Participants who reported having severe periodontal disease reported approximately 40% more chronic conditions than participants who reported having no periodontal disease. To our knowledge, this study is the first to estimate the increased risk of overall chronic illness associated with periodontal disease. The fact that periodontal disease, as a risk factor, is not specific to a single disease but appears to be associated with varied chronic conditions is consistent with the concept that it may contribute to inflammation and damage to various systems. Other persistent, chronic, or recurrent infections may also play a role, as may the total burden of infection.
Our results are similar to a study of NHANES participants (11
), which found associations between need for periodontal treatment and self-reported arthritis, diabetes, a liver condition, and having had a stroke. However, our ability to identify associations of periodontal disease with specific conditions was limited by small numbers. We did not find the expected association between periodontal disease and CHD; based on 3 meta-analyses including many thousands of participants (1
), this association may be in the range of a 15% to 30% increase in risk, and our study did not have the power to detect an association of this size. Small numbers may also have reduced our ability to identify a link between severe periodontal disease and diabetes, a comparison which achieved significance in our study before, but not after, covariates were added to the model.
Major factors potentially limiting the validity of this research are the low response rate and the use of self-reported measures of periodontal disease and chronic disease. Although some large-scale studies, notably NHANES (15
), have included periodontal clinical examinations, the expense of conducting clinical exams has led to efforts to develop and use self-reported measures for surveillance and research. A Centers for Disease Control and Prevention and American Academy of Periodontology workgroup concluded that multivariable modeling of self-reported measures is promising for predicting the population prevalence of periodontitis (23
). The specific measure used in this report has not been validated by clinical measures such as pocket depth but combines questions that have been identified as having good validity (24
) or as contributing to multivariable models (25
). More research is needed to validate the specific approach used in this research and to determine the optimal approach (in terms of validity, reliability, and cost effectiveness) to self-reported periodontal disease.
Second, the response rate for this study (CASRO response rate 38%) was low, so we compared characteristics of the WAHS sample with the American Community Survey (ACS, 26
). These characteristics were similar on most measures. Although a small number of characteristics (such as marital status) differed between WAHS and ACS, both number of diagnoses and metabolic syndrome remained significant when these were added as covariates, so these differences do not appear to have affected the major results. Furthermore, several recent reviews indicate that there is no consistent relationship between response rates and the amount of nonresponse bias. The range of response rates in the studies they reviewed was about 25% to 85% (27
The sample was designed to be representative of the Washington State population. However, unless the associations of periodontal disease with chronic disease and metabolic syndrome vary between populations, the results may be generalized to adults in other states.

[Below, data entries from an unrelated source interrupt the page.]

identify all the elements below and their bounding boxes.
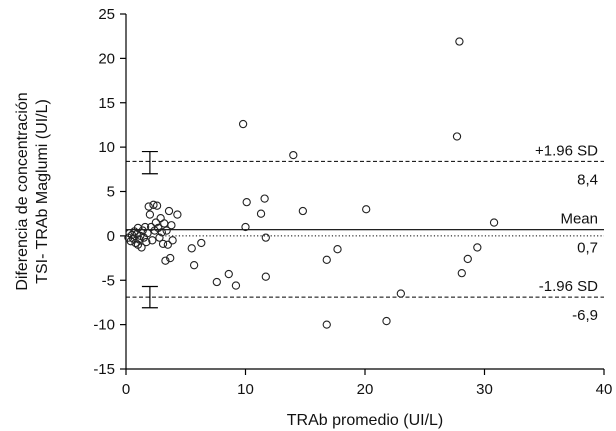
data-point <box>231 281 241 290</box>
data-point <box>362 205 371 214</box>
data-point <box>463 254 472 264</box>
mean-label-bottom: 0,7 <box>577 240 598 257</box>
data-point <box>142 237 151 247</box>
y-tick-label: -10 <box>93 317 115 334</box>
data-point <box>197 238 206 248</box>
data-point <box>455 37 464 46</box>
data-point <box>168 236 177 245</box>
y-tick-label: 0 <box>107 228 115 245</box>
upper-label-bottom: 8,4 <box>577 171 598 188</box>
data-point <box>260 194 269 203</box>
y-ticks: -15 -10 -5 0 5 10 15 20 25 <box>93 6 126 378</box>
data-point <box>382 316 391 326</box>
error-bars <box>141 150 158 309</box>
data-point <box>126 237 135 246</box>
y-tick-label: -15 <box>93 361 115 378</box>
data-point <box>152 201 162 210</box>
y-axis-label-line2: TSI- TRAb Maglumi (UI/L) <box>34 99 51 284</box>
x-axis-label: TRAb promedio (UI/L) <box>287 412 444 429</box>
data-point <box>134 235 144 244</box>
data-point <box>322 320 331 329</box>
data-point <box>189 261 199 270</box>
data-point <box>144 202 153 211</box>
x-tick-label: 20 <box>357 381 374 398</box>
data-point <box>333 245 342 254</box>
x-tick-label: 30 <box>476 381 493 398</box>
y-tick-label: 10 <box>98 139 115 156</box>
reference-lines: +1.96 SD 8,4 Mean 0,7 -1.96 SD -6,9 <box>126 142 604 324</box>
data-point <box>137 243 146 252</box>
data-point <box>166 253 175 263</box>
x-tick-label: 0 <box>122 381 130 398</box>
y-tick-label: 25 <box>98 6 115 23</box>
data-point <box>489 218 499 227</box>
data-point <box>241 222 250 232</box>
lower-label-bottom: -6,9 <box>572 307 598 324</box>
data-point <box>158 239 168 249</box>
y-tick-label: 15 <box>98 95 115 112</box>
mean-label-top: Mean <box>560 211 598 228</box>
data-point <box>167 221 176 230</box>
data-point <box>457 268 466 278</box>
data-point <box>173 210 182 219</box>
data-point <box>149 200 158 209</box>
data-point <box>298 206 308 216</box>
data-point <box>187 244 196 253</box>
data-point <box>164 206 174 216</box>
data-point <box>156 213 165 223</box>
data-point <box>163 240 172 249</box>
data-point <box>155 233 164 242</box>
data-point <box>224 269 233 279</box>
data-point <box>157 228 166 237</box>
data-points <box>124 37 499 329</box>
data-point <box>212 277 221 287</box>
data-point <box>261 233 270 242</box>
data-point <box>256 209 266 218</box>
data-point <box>289 150 298 160</box>
data-point <box>151 218 161 227</box>
data-point <box>396 289 405 298</box>
upper-label-top: +1.96 SD <box>535 142 598 159</box>
y-tick-label: 5 <box>107 184 115 201</box>
data-point <box>145 210 155 219</box>
data-point <box>143 229 152 238</box>
data-point <box>261 272 270 281</box>
y-tick-label: 20 <box>98 50 115 67</box>
data-point <box>148 236 157 245</box>
data-point <box>162 226 171 235</box>
data-point <box>125 229 134 238</box>
data-point <box>473 243 482 252</box>
data-point <box>160 219 169 228</box>
y-axis-label-line1: Diferencia de concentración <box>14 92 31 290</box>
data-point <box>452 132 462 141</box>
data-point <box>322 255 331 264</box>
data-point <box>161 256 170 265</box>
data-point <box>242 197 251 207</box>
axis-labels: TRAb promedio (UI/L) Diferencia de conce… <box>14 92 443 429</box>
lower-label-top: -1.96 SD <box>539 278 598 295</box>
x-ticks: 0 10 20 30 40 <box>122 369 613 398</box>
x-tick-label: 40 <box>596 381 613 398</box>
x-tick-label: 10 <box>237 381 254 398</box>
y-tick-label: -5 <box>102 272 115 289</box>
axes <box>125 14 604 370</box>
data-point <box>238 119 248 129</box>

The range of chronic conditions associated with periodontal disease suggests that interventions to increase periodontal health may have far-reaching effects on public health. A review by Tonetti (4
) found that intensive periodontal therapy resulted in a decrease in systemic inflammation and an improvement of endothelial dysfunction in otherwise healthy subjects. Also, a recent study examining the medical costs of diabetes patients found a cost savings in the range of 3% to 8% for patients who were receiving regular dental care compared with those not receiving any preventive or periodontal services (30
In conclusion, these results provide evidence that people with severe periodontal disease are more likely to have metabolic syndrome and other chronic conditions compared with people without periodontal disease. These associations did not appear to result from confounding from age, sex, income, smoking, or psychosocial stress. Intervention research about the effectiveness of periodontal treatment to prevent or control various chronic diseases, which have in common an inflammatory process, is needed.